Unsere Blicke trafen sich, als meine leblosen Augen seine eisigen trafen. Als ich mich umdrehte, war die Tür verschlossen. Ich sah, wie Luca aufstand. "Lei parla," sagte er auf Italienisch.
In meinem Kopf schrie ich. Ich drehte mich zu Luca um, der sich vor mir positioniert hatte. "Du vergisst, dass meine Mafia das hier kontrolliert. Mein Haus und natürlich meine Regeln. Die neue Vereinbarung ist keine Alternative mehr. Es scheint, du hast das abgelehnt," murmelte Luca.
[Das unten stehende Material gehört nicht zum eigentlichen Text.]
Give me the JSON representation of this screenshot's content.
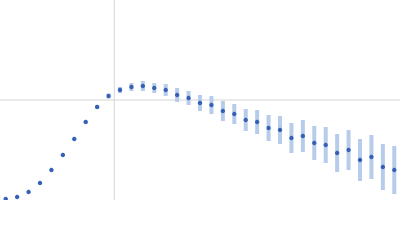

Ich fühlte absolut keine Angst, als er näher kam, bis wir nur noch wenige Zentimeter voneinander entfernt waren. Er mag denken, was er will, aber mir sind schlimmere Dinge passiert. Ich hatte Schlimmeres gesehen. Ich hatte keine Angst vor ihm. "Sei un uccello in una gabbia di mia creazione. Pensi di poter scappare? Certo, vai. Prova ad andartene. Le tue ali saranno tarpate prima di prendere il volo (Du bist ein Vogel in einem Käfig meiner Schöpfung. Denkst du, du kannst entkommen? Sicher, geh. Versuch zu gehen. Deine Flügel werden gestutzt, bevor du fliegen kannst)."